The following table describes the autoscaling parameters for runtime microservice. You can find these parameters in the runtimeImage: section in the global values.yaml file.

ParameterDescriptionDefault value
RUNTIME_AUTOSCALING_ENABLED:Parameter to enable HPA by setting its value to true.true

RUNTIME_MIN_POD:

Minimum number of pods.1

RUNTIME_MAX_POD:

The maximum number of pods the runtime microservice can scale up to.1

RUNTIME_AUTOSCALING_TYPE

Parameter to define whether you want the autoscaling to happen based on cpu or memory or both. The possible values for this parameter can be cpu, memory, and cpu-memory. cpu
RUNTIME_AUTOSCALING_TARGETCPUUTILIZATIONPERCENTAGE:Value in percentage of CPU requests set in the global values.yaml for the runtime pods at which the HPA spins up a new pod.400
RUNTIME_AUTOSCALING_TARGETMEMORYUTILIZATIONPERCENTAGE:Value in percentage of memory requests set in the global values.yaml for the runtime pods at which the HPA spins up a new pod.
400
RUNTIME_SCALE_UP_STABILIZATION_WINDOW_SECONDS:The duration (in seconds) for which the application keeps a watch on the spikes in the resource utilization by the currently running pods. This helps in determining whether scaling up is required or not.300
RUNTIME_MAX_POD_TO_SCALE_UP:The maximum number of pods the runtime microservice can scale up to at a time.1
RUNTIME_SCALE_UP_PERIOD_SECONDS:The time duration (in seconds) that sets the frequency of tracking the spikes in the resource utilization by the currently running pods. 60
RUNTIME_SCALE_DOWN_STABILIZATION_WINDOW_SECONDS:The duration (in seconds) for which the application keeps a watch for drop in resource utilization by the currently running pods. This helps in determining whether scaling down is required or not.300
RUNTIME_MAX_POD_TO_SCALE_DOWN:The maximum number of pods the runtime microservice can scale down to at a time.1
RUNTIME_SCALE_DOWN_PERIOD_SECONDS:The time duration (in seconds) that sets the frequency of tracking the drop in the resource utilization by the currently running pods. 60

Load balancing among the runtime pods 

Kubernetes internally handles the load balancing of requests from a Queue to the runtime pods of the corresponding Deployment. There are two types of requests – Synchronous, and Asynchronous – that are processed by the runtime pods. 

Synchronous requests are processed by any random runtime pod that is selected by Kubernetes Service when set to its default iptables proxy mode.

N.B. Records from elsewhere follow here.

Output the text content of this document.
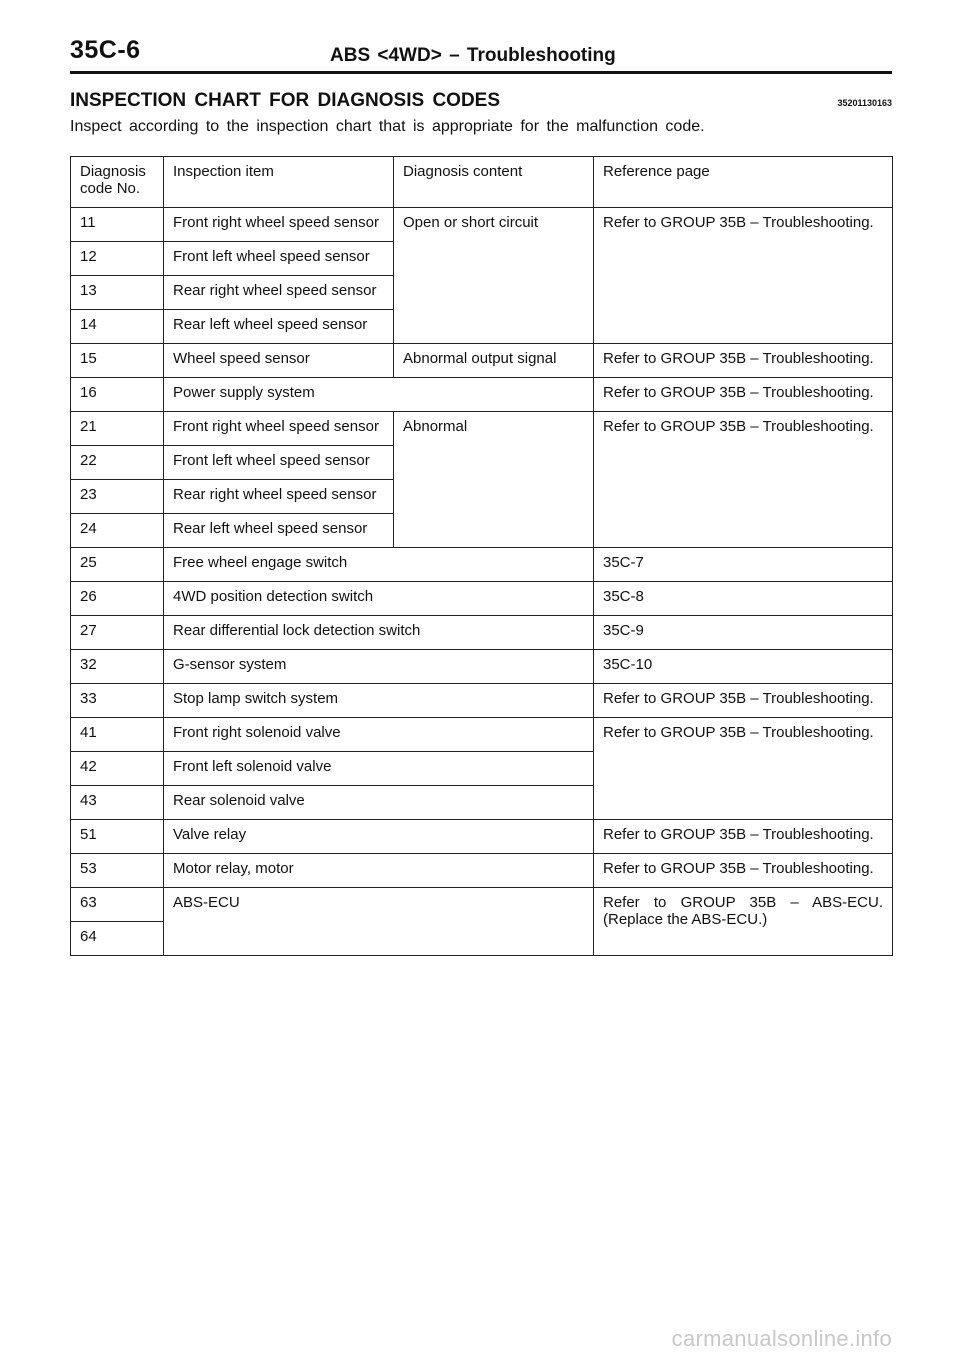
35C-6	ABS <4WD> – Troubleshooting
INSPECTION CHART FOR DIAGNOSIS CODES	35201130163
Inspect according to the inspection chart that is appropriate for the malfunction code.
Diagnosis code No.	Inspection item	Diagnosis content	Reference page
11	Front right wheel speed sensor	Open or short circuit	Refer to GROUP 35B – Troubleshooting.
12	Front left wheel speed sensor		
13	Rear right wheel speed sensor		
14	Rear left wheel speed sensor		
15	Wheel speed sensor	Abnormal output signal	Refer to GROUP 35B – Troubleshooting.
16	Power supply system		Refer to GROUP 35B – Troubleshooting.
21	Front right wheel speed sensor	Abnormal	Refer to GROUP 35B – Troubleshooting.
22	Front left wheel speed sensor		
23	Rear right wheel speed sensor		
24	Rear left wheel speed sensor		
25	Free wheel engage switch		35C-7
26	4WD position detection switch		35C-8
27	Rear differential lock detection switch		35C-9
32	G-sensor system		35C-10
33	Stop lamp switch system		Refer to GROUP 35B – Troubleshooting.
41	Front right solenoid valve		Refer to GROUP 35B – Troubleshooting.
42	Front left solenoid valve		
43	Rear solenoid valve		
51	Valve relay		Refer to GROUP 35B – Troubleshooting.
53	Motor relay, motor		Refer to GROUP 35B – Troubleshooting.
63	ABS-ECU		Refer to GROUP 35B – ABS-ECU. (Replace the ABS-ECU.)
64			
carmanualsonline.info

The Asynchronous requests are processed based on the concurrency level you set for the runtime pods of the Deployment. For example, if there are three (3) runtime pods (each having a concurrency of 5) and eight (8) messages in the Queue, here is how they will be routed:

  • The first runtime pod will take up five (5) of the eight (8) messages.
  • The second runtime pod will take the rest of the three (3) messages.
  • The third runtime pod will remain unoccupied until there are more than ten (10) messages at a time.

When all the three runtime pods are completely occupied, the other messages in the queue are prioritized and routed to a runtime pod when it gets free and has a vacancy.